Con voz claudicante, ella le dijo:
—He tratado de creerte. Pero no puedo. Si te creyera, significaría que…
—¿Que tendrías que aceptar la responsabilidad moral por los actos cometidos, por la muerte que has causado a personas tan reales como tú y como yo?
—Estamos en las vitrinas de los sueños, Raul. Las máquinas inteligentes hacen este mundo para nosotros.
—Pues rompe este espejo. Mañana puedes volver para encontrarlo roto. O échate por la ventana. Mañana podrás volver y descubrir el cuerpo destrozado de la muchacha que estás ahora invadiendo.
—Eso se debe a la inteligencia extraordinaria de las máquinas.

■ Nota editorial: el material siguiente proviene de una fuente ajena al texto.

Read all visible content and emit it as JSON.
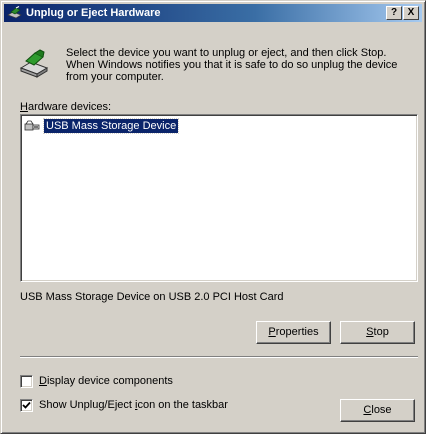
{
  "window": {
    "title": "Unplug or Eject Hardware",
    "help_label": "?",
    "close_label": "X"
  },
  "intro": {
    "text": "Select the device you want to unplug or eject, and then click Stop. When Windows notifies you that it is safe to do so unplug the device from your computer."
  },
  "hardware": {
    "label_accel": "H",
    "label_rest": "ardware devices:",
    "items": [
      {
        "label": "USB Mass Storage Device",
        "icon": "usb-plug-icon",
        "selected": true
      }
    ],
    "selected_description": "USB Mass Storage Device on USB 2.0 PCI Host Card"
  },
  "buttons": {
    "properties_accel": "P",
    "properties_rest": "roperties",
    "stop_accel": "S",
    "stop_rest": "top",
    "close_accel": "C",
    "close_rest": "lose"
  },
  "options": {
    "display_components_accel": "D",
    "display_components_rest": "isplay device components",
    "display_components_checked": false,
    "show_icon_pre": "Show Unplug/Eject ",
    "show_icon_accel": "i",
    "show_icon_post": "con on the taskbar",
    "show_icon_checked": true
  },
  "colors": {
    "title_active": "#0a246a",
    "face": "#d4d0c8",
    "selection": "#0a246a"
  }
}
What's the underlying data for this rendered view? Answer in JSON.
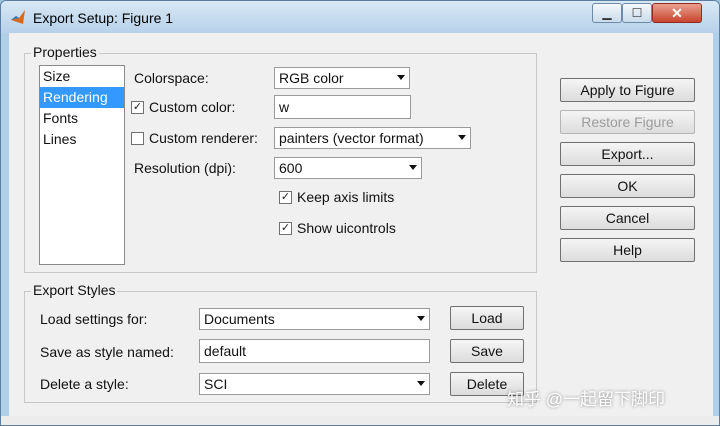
{
  "window": {
    "title": "Export Setup: Figure 1"
  },
  "properties": {
    "legend": "Properties",
    "list": [
      "Size",
      "Rendering",
      "Fonts",
      "Lines"
    ],
    "selected_index": 1,
    "colorspace_label": "Colorspace:",
    "colorspace_value": "RGB color",
    "custom_color_label": "Custom color:",
    "custom_color_checked": true,
    "custom_color_value": "w",
    "custom_renderer_label": "Custom renderer:",
    "custom_renderer_checked": false,
    "custom_renderer_value": "painters (vector format)",
    "resolution_label": "Resolution (dpi):",
    "resolution_value": "600",
    "keep_axis_label": "Keep axis limits",
    "keep_axis_checked": true,
    "show_ui_label": "Show uicontrols",
    "show_ui_checked": true
  },
  "side_buttons": {
    "apply": "Apply to Figure",
    "restore": "Restore Figure",
    "export": "Export...",
    "ok": "OK",
    "cancel": "Cancel",
    "help": "Help"
  },
  "export_styles": {
    "legend": "Export Styles",
    "load_label": "Load settings for:",
    "load_value": "Documents",
    "load_button": "Load",
    "save_label": "Save as style named:",
    "save_value": "default",
    "save_button": "Save",
    "delete_label": "Delete a style:",
    "delete_value": "SCI",
    "delete_button": "Delete"
  },
  "watermark": "知乎 @一起留下脚印"
}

—Hay otras pruebas, Leesa. En Ormazd puedes encontrar los archivos de las emigraciones originales. En Marith puedes leer sus mitologías, y encontrarás referencia de las naves que aterrizan, vomitando fuego. Creen que venían del Sol. En la Tierra existe una raza que se creen descendientes del Sol. Y existen rastros, en la mitología de la Tierra, de que por ella habían andado gigantes, en grandes naves y carrozas que cruzaban el cielo. Los tres planetas estaban poblados por criaturas parecidas al hombre antes de que llegaran nuestros antepasados. En la Tierra, después de un tiempo, se mezclaron las dos razas. En Marith y Ormazd, las razas originales desaparecieron. Ya ves, Leesa, hay demasiadas pruebas para ser ignoradas.
—No puedo creer lo que dices. Mañana me encerraré en la vitrina. Me convertiré en una muchacha desnuda salvaje de la jungla, o en una mujer conduciendo un burro por el sendero de la montaña. O puedo encontrarme con mis amigos de Marith y jugar al juego de identificación, o al juego de matar, o al del amor, o al de la caza. No, Raul. No. No puedo dejar de creer en lo que creo.
—Leesa —le dijo suavemente—, tú siempre has creído, en lo más hondo de tu corazón, que esos mundos son reales. Por esto tú has sido tan voluntariosa, tan cruel en tus sueños, porque estás tratando de negar su existencia. Tú y yo somos diferentes. No somos como los demás. Somos más fuertes. Tú y yo podemos cambiar el…
Cesó de hablar al ver que la mujer sentada en la cama se pasaba la mano por la cabeza y le miraba extrañada. Hablaba lentamente, por lo cual pudo entenderla.
—George, me siento extraña.
Leesa se había ido. No sabía en qué dirección. Había terminado de hablar de tal forma que no podía encontrarla. Abandonó la mente del hombre poco a poco, pudiendo escuchar todavía la contestación de aquél a la mujer.
—Algunos de los ingredientes de esas bebidas, tal vez. Ese mozo tenía un aspecto muy curioso. Tal vez sea un novato. Yo también me siento extraño.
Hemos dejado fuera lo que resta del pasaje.